Alors que la Russie et la Roumanie viennent de résilier le contrat de transport de gaz qui les liait a priori jusqu’à fin 2023 et qui empêchait Bucarest de vendre le gaz russe acheminé sur son territoire à des pays tiers, la Moldavie vient de tirer son épingle du jeu : avec l’Ukraine, elle pourra bénéficier de livraisons de gaz russe ou azerbaïjanais arrivé en Roumanie en particulier via le tube TurkStream. En outre, l’Ukraine pourra désormais envoyer du gaz stocké sur son territoire vers la Moldavie et la Roumanie en flux inversés, grâce à un tube réalisé durant la présidence d’Igor Dodon et qui relie le sud de la Moldavie à la Roumanie.

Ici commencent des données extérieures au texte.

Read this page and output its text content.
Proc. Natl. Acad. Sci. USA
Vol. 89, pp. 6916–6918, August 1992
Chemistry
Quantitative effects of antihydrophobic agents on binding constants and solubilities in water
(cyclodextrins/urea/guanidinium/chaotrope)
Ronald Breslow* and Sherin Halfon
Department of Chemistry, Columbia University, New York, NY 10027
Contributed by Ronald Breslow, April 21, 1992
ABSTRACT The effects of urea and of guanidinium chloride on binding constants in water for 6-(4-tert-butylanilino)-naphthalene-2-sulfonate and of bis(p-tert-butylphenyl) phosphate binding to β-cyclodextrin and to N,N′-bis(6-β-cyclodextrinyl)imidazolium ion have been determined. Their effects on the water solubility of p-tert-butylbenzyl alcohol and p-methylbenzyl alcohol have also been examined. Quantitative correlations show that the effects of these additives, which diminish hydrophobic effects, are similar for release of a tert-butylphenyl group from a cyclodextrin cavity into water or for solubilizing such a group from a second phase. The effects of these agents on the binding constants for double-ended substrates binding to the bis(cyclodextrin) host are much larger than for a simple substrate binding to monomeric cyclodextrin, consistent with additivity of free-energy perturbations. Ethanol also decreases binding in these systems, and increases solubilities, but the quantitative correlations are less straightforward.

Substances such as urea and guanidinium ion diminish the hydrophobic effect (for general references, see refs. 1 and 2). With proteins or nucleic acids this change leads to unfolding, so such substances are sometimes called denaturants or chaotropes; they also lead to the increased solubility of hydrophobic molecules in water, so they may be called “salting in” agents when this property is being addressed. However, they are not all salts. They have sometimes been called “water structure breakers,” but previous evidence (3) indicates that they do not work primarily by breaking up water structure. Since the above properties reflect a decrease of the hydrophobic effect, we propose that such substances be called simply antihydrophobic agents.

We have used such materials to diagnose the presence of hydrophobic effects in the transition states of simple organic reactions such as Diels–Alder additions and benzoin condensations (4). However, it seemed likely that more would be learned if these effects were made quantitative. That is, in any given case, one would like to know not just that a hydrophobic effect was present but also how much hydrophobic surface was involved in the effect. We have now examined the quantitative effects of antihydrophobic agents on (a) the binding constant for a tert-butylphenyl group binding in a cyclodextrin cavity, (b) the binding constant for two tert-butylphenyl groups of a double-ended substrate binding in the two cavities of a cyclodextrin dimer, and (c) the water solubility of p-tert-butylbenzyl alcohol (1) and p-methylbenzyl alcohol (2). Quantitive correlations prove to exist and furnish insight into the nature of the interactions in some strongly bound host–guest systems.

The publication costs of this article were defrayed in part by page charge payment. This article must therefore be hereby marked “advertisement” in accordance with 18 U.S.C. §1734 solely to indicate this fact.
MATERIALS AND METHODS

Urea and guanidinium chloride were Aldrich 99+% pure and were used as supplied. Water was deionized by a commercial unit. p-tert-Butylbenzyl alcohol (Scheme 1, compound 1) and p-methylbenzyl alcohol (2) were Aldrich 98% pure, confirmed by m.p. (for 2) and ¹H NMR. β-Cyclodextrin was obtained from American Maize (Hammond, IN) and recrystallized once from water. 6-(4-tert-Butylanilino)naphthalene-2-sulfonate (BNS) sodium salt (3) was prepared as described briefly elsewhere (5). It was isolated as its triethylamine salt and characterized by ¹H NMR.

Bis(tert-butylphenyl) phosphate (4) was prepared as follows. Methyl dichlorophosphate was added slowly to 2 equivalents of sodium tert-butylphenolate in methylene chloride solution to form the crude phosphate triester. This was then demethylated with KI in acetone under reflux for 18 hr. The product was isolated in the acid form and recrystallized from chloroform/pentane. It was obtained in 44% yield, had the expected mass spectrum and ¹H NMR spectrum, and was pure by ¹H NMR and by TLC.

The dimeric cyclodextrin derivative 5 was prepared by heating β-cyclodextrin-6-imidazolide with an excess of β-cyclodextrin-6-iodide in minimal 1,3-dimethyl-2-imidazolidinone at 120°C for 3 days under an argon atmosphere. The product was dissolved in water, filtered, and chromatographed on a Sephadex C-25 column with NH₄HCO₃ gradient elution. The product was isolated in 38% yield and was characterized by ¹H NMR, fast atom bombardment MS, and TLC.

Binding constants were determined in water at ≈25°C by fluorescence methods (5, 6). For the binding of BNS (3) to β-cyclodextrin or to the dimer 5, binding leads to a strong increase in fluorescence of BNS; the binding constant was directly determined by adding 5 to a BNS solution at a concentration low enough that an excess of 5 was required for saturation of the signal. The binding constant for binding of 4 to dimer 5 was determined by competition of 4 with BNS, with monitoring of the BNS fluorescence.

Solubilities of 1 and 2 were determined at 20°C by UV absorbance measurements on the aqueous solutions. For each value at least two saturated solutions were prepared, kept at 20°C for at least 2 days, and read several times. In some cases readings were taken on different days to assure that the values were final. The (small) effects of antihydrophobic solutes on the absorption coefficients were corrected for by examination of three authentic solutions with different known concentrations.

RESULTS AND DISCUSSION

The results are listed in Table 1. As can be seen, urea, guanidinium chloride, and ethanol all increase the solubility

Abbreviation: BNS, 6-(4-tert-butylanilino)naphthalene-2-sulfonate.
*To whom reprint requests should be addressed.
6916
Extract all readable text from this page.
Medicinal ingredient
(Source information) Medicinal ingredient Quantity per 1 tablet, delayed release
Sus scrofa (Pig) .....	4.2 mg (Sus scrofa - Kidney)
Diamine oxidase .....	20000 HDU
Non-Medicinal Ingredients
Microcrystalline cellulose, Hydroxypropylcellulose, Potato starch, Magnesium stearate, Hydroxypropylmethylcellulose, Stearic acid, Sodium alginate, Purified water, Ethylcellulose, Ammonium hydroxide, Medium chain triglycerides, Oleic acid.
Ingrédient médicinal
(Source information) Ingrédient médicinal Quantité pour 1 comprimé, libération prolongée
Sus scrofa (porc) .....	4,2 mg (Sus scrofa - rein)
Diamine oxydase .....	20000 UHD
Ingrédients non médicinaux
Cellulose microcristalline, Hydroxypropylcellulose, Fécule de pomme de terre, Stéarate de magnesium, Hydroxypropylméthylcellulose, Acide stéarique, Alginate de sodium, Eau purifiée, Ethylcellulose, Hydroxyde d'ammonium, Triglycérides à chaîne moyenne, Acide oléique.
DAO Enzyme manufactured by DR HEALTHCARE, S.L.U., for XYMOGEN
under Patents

La présidente moldave Maia Sandu en a profité pour s’attaquer au problème de la Transnistrie qui, consommatrice de gaz russe, laisse Chisinau s’acquitter de la facture auprès de Gazprom. Pour la Présidente, une dette de 7,5 milliards de dollars attribuée à Chisinau revient de fait à la république séparatiste. Très engagée depuis son élection en vue d’éliminer autant que faire se peut les facteurs de dépendance de son pays vis-à-vis de la Russie, M. Sandu s’est tournée vers le Procureur général pour mettre en cause les accords signés avec la Russie sur la fourniture de gaz à la Transnistrie. En effet, une part de ce gaz est consommée par de grandes entreprises de Transnistrie, telles que l’usine métallurgique de Rybnitsa ; celle-ci, au terme d’une procédure pour le moins opaque, paie son gaz à Tiraspoltransgaz Pridnestrovie. À partir de là, l’argent qui devrait revenir vers Chisinau disparaît. Maia Sandu souhaite donc que le gouvernement moldave n’ait plus à s’acquitter des dettes qui ne lui reviennent pas.

Sources : Nezavissimaïa Gazeta, Riafan.ru, Rueconomics.ru.